Primo passo per combattere lo spreco alimentare è creare una rete di soggetti che possano a loro volta riutilizzare le eccedenze in modo efficace ed economico. Per sviluppare la rete dei beneficiari è necessario avere strumenti e competenze per la mappatura e l’individuazione delle filiere più opportune da associare ad ogni realtà e monitorare, poi, l’andamento della collaborazione con Re.T.E. Solid.A.

Il lavoro di mappatura e individuazione dei soggetti beneficiari è un’attività che richiede tempo, esperienza e sensibilità per poter far sì che il sistema funzioni al meglio e garantisca maggior recupero con minor spreco di tempo e risorse, diversamente il bilancio socio-economico-ambientale delle azioni messe in atto diventerebbe negativo.

Lo staff di Re.T.E. Solid.A. si occupa dell’intera gestione della filiera del dono, partendo dall’individuazione degli enti beneficiari attraverso una mappatura dei soggetti presenti nel territorio e dalla loro conoscenza diretta.

La raccolta delle donazioni, invece, avviene grazie all’attivazione di diversi canali, frutto di accordi a livello nazionale e locale con aziende di produzione agricola, grande distribuzione, ditte appaltanti per la gestione delle mense e ogni altra azienda che abbia in carico eccedenze alimentari e non.

Re.T.E. Solid.A. conta più di 30 aziende e cooperative di produttori agricoli, che a cadenza bisettimanale garantiscono la distribuzione di frutta e verdura proveniente dalle eccedenze delle stesse.
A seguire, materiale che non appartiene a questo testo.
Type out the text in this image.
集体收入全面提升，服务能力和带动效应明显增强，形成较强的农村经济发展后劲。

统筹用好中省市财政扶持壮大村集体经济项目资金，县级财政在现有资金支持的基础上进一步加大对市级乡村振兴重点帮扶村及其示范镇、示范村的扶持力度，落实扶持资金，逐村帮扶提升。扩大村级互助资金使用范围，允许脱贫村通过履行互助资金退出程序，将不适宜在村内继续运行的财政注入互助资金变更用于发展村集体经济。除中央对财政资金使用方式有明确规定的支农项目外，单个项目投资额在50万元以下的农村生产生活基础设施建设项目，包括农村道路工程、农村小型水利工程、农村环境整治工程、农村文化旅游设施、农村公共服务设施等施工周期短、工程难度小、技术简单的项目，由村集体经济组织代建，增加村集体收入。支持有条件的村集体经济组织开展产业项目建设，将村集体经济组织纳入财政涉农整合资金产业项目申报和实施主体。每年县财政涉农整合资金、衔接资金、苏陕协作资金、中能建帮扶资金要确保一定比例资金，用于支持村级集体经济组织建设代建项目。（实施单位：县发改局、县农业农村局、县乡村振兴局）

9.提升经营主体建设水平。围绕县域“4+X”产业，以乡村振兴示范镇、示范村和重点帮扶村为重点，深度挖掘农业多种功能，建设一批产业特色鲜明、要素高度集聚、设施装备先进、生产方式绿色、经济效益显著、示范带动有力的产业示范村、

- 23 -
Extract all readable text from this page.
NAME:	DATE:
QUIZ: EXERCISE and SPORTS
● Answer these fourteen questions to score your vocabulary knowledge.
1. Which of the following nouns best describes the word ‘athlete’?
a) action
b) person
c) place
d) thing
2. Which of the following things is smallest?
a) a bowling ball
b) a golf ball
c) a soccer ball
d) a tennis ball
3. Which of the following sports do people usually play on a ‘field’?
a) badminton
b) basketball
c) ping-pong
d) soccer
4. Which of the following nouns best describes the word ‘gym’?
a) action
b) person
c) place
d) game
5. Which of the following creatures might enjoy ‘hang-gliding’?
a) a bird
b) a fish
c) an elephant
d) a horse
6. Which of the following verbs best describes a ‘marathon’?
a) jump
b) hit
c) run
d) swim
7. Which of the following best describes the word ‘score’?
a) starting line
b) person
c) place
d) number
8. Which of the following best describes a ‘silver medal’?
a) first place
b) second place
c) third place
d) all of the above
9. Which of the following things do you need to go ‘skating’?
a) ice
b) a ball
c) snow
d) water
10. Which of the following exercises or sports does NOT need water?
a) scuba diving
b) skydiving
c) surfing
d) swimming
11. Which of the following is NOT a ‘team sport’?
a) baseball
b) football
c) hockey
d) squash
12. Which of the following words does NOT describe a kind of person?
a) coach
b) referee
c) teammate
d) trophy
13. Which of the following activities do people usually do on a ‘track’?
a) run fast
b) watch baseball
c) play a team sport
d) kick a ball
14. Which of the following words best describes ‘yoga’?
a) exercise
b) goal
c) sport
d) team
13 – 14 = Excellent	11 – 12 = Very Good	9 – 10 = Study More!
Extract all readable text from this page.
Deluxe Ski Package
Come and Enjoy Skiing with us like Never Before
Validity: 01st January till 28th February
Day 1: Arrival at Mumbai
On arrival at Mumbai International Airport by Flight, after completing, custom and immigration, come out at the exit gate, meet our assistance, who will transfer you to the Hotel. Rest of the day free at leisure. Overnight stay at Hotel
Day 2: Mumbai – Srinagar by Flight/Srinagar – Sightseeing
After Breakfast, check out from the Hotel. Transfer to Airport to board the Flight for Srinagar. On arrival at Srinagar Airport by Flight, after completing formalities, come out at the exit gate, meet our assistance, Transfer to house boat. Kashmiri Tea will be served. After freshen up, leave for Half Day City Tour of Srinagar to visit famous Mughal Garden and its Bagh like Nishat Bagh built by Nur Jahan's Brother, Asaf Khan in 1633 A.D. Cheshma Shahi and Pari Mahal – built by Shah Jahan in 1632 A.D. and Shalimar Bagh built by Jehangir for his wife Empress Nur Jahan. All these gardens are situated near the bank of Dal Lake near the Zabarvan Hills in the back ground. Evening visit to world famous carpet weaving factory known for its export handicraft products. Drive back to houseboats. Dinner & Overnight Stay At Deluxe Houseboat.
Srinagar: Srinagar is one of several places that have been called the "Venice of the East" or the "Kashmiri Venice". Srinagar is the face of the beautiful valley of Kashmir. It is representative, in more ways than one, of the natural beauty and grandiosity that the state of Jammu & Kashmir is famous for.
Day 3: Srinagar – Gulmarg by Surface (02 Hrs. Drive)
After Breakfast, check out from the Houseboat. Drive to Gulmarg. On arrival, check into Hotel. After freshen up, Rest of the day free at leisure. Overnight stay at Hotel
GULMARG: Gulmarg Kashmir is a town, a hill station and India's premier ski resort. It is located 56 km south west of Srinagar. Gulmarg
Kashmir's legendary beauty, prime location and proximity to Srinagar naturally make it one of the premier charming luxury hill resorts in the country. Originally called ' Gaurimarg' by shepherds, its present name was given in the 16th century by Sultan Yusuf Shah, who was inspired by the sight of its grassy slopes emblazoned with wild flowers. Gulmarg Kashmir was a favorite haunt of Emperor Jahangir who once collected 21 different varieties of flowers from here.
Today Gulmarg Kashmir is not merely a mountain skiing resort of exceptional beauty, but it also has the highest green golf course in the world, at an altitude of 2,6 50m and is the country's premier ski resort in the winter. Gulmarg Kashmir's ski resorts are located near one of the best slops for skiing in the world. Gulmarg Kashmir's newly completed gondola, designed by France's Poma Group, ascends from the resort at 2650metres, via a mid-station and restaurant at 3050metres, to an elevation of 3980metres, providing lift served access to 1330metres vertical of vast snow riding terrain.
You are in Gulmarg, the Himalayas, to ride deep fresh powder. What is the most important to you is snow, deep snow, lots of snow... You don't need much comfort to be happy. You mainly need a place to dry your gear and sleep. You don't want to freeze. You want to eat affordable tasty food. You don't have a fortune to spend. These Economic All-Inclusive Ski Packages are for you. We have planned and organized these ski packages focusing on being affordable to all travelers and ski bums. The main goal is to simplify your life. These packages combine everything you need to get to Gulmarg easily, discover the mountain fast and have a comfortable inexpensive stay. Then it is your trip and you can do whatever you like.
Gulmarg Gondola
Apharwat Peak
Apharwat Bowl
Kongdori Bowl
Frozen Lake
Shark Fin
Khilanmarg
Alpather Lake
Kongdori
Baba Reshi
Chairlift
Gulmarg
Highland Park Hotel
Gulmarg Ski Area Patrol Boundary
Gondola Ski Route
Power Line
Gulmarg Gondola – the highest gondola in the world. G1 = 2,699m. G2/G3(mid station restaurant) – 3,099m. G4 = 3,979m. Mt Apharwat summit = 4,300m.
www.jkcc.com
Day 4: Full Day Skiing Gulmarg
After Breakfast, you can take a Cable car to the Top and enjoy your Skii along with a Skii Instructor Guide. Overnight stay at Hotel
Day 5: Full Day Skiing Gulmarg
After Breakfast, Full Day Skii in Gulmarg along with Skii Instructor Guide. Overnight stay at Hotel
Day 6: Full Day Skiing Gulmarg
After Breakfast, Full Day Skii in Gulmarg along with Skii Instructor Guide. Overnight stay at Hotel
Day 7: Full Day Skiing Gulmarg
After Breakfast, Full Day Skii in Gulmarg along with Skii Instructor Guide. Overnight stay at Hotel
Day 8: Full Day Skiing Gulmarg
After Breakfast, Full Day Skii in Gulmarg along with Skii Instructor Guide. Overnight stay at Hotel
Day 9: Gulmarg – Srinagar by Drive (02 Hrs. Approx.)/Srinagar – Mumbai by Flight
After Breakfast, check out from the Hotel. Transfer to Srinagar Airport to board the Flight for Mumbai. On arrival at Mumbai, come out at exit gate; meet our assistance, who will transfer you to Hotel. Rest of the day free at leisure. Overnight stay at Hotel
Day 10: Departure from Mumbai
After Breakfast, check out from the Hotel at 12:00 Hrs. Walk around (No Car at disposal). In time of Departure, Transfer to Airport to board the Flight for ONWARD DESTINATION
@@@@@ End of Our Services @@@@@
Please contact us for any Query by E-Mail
A queste si aggiungono le donazioni definite “una tantum”, provenienti da aziende che hanno eccedenze periodiche o rimanenze di magazzino che vogliono donare, ad esempio, prodotti per la casa, scarpe e vestiario fino a prodotti alimentari come panettoni e uova di pasqua.

Le donazioni vengono redistribuite tra più di 70 enti no profit e centri Caritas della provincia di Padova e altri 70 nella provincia di Rovigo. Grazie alla rete creata vengono raggiunte oltre 20 mila persone.
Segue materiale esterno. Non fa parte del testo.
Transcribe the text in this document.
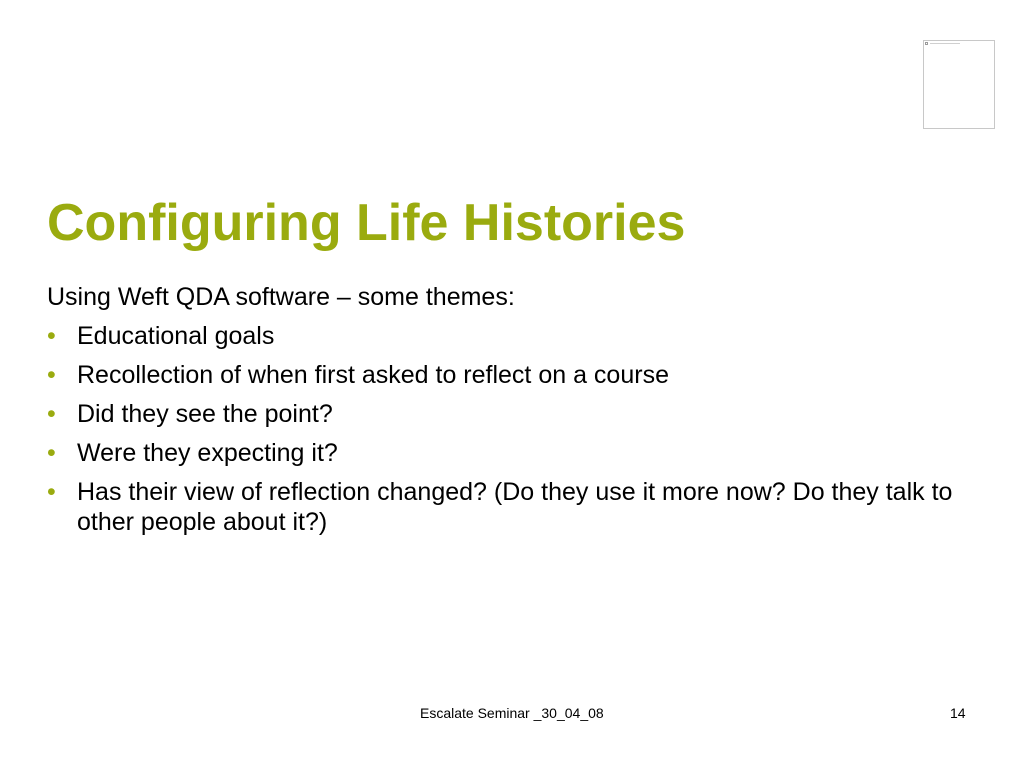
Configuring Life Histories

Using Weft QDA software – some themes:

• Educational goals
• Recollection of when first asked to reflect on a course
• Did they see the point?
• Were they expecting it?
• Has their view of reflection changed? (Do they use it more now? Do they talk to other people about it?)
Escalate Seminar _30_04_08	14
MENSE SCOLASTICHE E PERCORSI DI SENSIBILIZZAZIONE

Re.T.E. Solid.A. collabora dal 2012 con le scuole primarie della provincia di Padova per il recupero e la ridistribuzione delle rimanenze alimentari raccolte all’interno delle mense scolastiche. Lo staff del progetto attiva le collaborazioni dialogando con i dirigenti scolastici e gli uffici comunali di competenza e individua, attraverso una mappatura, gli enti più adatti e in grado di gestire il recupero delle eccedenze, direttamente all’interno degli istituiti scolastici, garantendo il rispetto delle normative di riferimento.

Una parte importantissima del progetto, oltre al recupero e redistribuzione delle eccedenze, consiste nel raccontare ai bambini e alle bambine le motivazioni e gli obiettivi che muovono centinaia di volontari al recupero e quelli che sono gli effetti positivi di tali azioni, attraverso percorsi educativi e di sensibilizzazione.